Uma das principais técnicas de garantia do administrado em face da inatividade decisória formal da Administração Pública é o silêncio administrativo. Por esta técnica, de evidente natureza preventiva, violado o prazo assinado à Administração Pública para decidir os requerimentos formulados ou para praticar atos de ofício, a lei imputa diretamente efeitos jurídicos à omissão ilegítima, que substituem a decisão omitida. É dizer: silêncio administrativo é a omissão qualificada a que norma jurídica atribui efeitos substitutivos da decisão expressa da Administração Pública.

Não se trata de uma simples omissão, mas de omissão qualificada pelo incumprimento de um dever concreto de decidir e, por conseguinte, caracterizada objetivamente em norma como fato antijurídico e ensejador de precisos efeitos de direito. Onde há silêncio administrativo há inércia contra legem, violação do dever legal de emitir decisão expressa [1], porém também medida substitutiva atenuadora ou superadora do estado de indefinição decisória.

Segundo a doutrina convencional, os efeitos ou as medidas substitutivas previstas pela lei para suprir a omissão são de natureza jurídico-material: a lei pode estabelecer a ficção concessória ou a ficção denegatória do pleito apresentado pelo particular ou de decisão exigida em norma de competência, em face da superação de prazos estabelecidos para a emissão da decisão administrativa. A ficção concessória é denominada silêncio positivo; a denegatória, silêncio negativo.

Em artigo de 2016, sugeri a possibilidade de um terceiro tipo de medida substitutiva, de natureza  processual, que denominei de silêncio translativo.[2] No silêncio translativo não há ficção de deferimento ou de indeferimento da pretensão, ou resolução da questão de fundo por decisão material substitutiva. Vencido o prazo de decidir a lei deve prever o deslocamento, transitório e concreto, da competência decisória ou opinativa de um órgão para outro na organização administrativa, em princípio para a autoridade imediatamente superior à autoridade omissa. Trata-se de transferência eventual e automático da competência para o caso e não de simples transferência do exercício pontual da competência, por decorrer diretamente de previsão abstrata da lei (competência originária eventual) e não de deliberação voluntária do gestor (delegação ou avocação). No silêncio translativo não há supressão de instância, mas competência originária eventual substitutiva automática.

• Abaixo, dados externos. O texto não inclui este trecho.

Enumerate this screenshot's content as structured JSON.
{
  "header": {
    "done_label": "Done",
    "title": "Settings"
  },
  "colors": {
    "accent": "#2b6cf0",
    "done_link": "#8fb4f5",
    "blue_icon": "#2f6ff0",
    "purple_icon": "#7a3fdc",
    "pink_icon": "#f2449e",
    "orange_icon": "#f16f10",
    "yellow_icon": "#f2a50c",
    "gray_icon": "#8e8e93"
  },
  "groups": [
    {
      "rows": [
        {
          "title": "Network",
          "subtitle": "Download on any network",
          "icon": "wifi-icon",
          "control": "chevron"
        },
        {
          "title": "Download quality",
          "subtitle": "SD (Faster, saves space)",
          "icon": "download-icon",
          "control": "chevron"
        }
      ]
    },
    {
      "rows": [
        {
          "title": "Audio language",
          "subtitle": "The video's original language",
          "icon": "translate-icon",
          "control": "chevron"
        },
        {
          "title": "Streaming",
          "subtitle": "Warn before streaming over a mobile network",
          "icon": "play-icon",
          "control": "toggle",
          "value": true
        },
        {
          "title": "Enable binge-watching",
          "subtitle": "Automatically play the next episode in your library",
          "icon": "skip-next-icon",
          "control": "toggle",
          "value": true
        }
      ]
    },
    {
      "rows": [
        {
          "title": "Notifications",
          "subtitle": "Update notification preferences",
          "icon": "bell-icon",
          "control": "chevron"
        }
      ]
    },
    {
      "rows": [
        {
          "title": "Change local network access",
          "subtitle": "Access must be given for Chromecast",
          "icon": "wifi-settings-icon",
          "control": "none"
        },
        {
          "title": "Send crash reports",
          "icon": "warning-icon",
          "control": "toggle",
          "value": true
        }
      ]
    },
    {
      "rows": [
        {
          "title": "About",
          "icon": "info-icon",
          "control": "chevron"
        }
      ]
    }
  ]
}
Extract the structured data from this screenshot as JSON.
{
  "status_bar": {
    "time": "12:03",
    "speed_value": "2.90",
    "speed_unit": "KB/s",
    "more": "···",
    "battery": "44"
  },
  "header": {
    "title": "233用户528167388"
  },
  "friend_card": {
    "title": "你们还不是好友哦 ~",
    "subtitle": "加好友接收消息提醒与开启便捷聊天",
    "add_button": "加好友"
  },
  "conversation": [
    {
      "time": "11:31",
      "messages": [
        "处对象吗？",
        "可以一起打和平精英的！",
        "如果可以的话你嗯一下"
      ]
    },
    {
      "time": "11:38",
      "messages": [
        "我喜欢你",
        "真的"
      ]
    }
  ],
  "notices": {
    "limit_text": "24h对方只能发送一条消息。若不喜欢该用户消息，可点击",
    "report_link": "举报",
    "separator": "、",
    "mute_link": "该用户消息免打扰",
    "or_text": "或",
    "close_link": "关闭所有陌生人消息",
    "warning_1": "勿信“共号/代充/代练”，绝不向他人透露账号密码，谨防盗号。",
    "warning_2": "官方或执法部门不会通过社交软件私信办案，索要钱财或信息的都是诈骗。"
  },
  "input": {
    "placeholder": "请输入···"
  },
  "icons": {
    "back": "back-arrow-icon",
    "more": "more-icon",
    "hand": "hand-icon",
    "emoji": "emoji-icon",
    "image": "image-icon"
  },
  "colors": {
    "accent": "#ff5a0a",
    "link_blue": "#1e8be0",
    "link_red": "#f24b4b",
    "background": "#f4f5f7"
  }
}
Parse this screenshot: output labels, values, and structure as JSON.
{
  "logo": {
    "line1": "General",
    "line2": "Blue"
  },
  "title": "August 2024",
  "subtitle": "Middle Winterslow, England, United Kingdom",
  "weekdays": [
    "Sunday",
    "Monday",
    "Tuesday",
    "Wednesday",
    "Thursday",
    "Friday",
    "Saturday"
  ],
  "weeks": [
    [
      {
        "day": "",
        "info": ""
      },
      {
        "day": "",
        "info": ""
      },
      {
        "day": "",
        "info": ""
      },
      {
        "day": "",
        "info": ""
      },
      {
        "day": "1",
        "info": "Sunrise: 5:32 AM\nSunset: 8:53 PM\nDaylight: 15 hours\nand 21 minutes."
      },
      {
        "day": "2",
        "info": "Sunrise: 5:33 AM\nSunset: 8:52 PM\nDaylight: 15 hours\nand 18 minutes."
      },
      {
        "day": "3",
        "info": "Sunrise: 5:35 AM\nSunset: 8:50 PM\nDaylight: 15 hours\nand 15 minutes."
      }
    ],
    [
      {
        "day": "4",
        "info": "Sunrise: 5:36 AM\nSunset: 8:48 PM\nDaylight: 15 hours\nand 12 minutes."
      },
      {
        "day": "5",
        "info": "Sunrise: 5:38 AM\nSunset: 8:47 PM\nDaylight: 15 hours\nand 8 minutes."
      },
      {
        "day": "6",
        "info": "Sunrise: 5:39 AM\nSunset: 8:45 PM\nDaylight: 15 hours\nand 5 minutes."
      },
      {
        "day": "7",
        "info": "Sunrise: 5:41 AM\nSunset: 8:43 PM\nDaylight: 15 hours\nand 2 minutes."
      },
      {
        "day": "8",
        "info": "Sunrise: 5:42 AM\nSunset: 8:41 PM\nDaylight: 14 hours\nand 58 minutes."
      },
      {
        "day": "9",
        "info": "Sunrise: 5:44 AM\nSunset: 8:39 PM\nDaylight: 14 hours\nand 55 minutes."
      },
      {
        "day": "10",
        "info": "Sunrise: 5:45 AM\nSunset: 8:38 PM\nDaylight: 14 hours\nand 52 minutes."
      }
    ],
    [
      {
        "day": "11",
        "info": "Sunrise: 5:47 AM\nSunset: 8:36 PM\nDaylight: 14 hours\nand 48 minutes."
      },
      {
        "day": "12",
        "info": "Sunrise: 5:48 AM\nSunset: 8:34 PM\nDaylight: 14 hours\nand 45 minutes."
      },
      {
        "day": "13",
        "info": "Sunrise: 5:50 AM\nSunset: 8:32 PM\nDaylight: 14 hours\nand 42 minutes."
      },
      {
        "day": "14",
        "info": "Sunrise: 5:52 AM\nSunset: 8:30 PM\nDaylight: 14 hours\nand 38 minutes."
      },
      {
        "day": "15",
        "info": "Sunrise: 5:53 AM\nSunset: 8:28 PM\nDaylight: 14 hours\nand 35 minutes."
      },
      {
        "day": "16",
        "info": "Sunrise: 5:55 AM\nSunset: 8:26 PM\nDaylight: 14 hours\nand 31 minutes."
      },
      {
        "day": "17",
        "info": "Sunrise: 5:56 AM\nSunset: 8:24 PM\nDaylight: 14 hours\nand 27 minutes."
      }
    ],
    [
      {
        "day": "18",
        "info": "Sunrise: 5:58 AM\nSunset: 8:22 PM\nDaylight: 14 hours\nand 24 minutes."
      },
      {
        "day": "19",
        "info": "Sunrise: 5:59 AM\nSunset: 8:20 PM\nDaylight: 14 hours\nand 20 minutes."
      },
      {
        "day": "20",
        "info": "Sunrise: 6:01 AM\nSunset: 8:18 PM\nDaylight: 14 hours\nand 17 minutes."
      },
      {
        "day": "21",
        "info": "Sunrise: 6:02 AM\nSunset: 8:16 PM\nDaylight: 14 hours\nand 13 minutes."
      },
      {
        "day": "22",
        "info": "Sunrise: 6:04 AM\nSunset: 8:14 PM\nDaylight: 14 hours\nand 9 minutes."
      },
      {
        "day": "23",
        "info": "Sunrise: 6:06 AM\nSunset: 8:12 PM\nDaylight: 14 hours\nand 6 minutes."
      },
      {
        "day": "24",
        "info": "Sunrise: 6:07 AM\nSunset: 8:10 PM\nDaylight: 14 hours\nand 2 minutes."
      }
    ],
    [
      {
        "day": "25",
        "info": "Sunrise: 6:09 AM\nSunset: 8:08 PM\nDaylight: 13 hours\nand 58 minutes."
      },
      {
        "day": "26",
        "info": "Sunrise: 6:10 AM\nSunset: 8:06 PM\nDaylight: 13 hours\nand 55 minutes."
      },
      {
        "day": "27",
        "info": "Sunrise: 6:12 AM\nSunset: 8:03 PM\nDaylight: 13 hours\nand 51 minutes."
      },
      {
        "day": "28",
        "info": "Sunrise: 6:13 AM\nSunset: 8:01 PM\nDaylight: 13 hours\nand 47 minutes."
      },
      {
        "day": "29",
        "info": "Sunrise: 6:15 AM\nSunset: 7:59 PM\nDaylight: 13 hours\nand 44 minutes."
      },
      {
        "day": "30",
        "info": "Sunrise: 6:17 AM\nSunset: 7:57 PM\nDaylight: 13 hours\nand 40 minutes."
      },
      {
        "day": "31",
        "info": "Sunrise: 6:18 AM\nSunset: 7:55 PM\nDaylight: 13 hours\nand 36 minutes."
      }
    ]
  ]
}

O agente substituto exerce competência legal própria, acionada apenas ante a omissão ilícita da autoridade competente primitiva. Essa perda de poder em concreto da autoridade primitiva, além de evidenciar a falta e acionar eventuais medidas de responsabilização funcional, constitui um incentivo ao cumprimento dos prazos previstos e ao mesmo tempo — embora sem resolver a questão de fundo — homenageia a segurança jurídica devida ao particular. A autoridade substitutiva pode ser autoridade hierarquicamente superior ou outra autoridade especializada prevista em lei.  O silêncio translativo deve ser previsto em temas que não se compatibilizam com ficções materiais e que exigem análise fática e contextual necessária e, eventualmente, a imposição de medidas mitigadoras administrativas expressas (exemplo: matéria ambiental, nuclear, sanitária ou urbanística de alto impacto, entre outras). Em matéria ambiental, por exemplo, é possível identificar no Art. 14 da Lei Complementar 140/2011, a previsão de silêncio translativo interfederativo, em caso de omissão do órgão competente originário de um ente da Federação.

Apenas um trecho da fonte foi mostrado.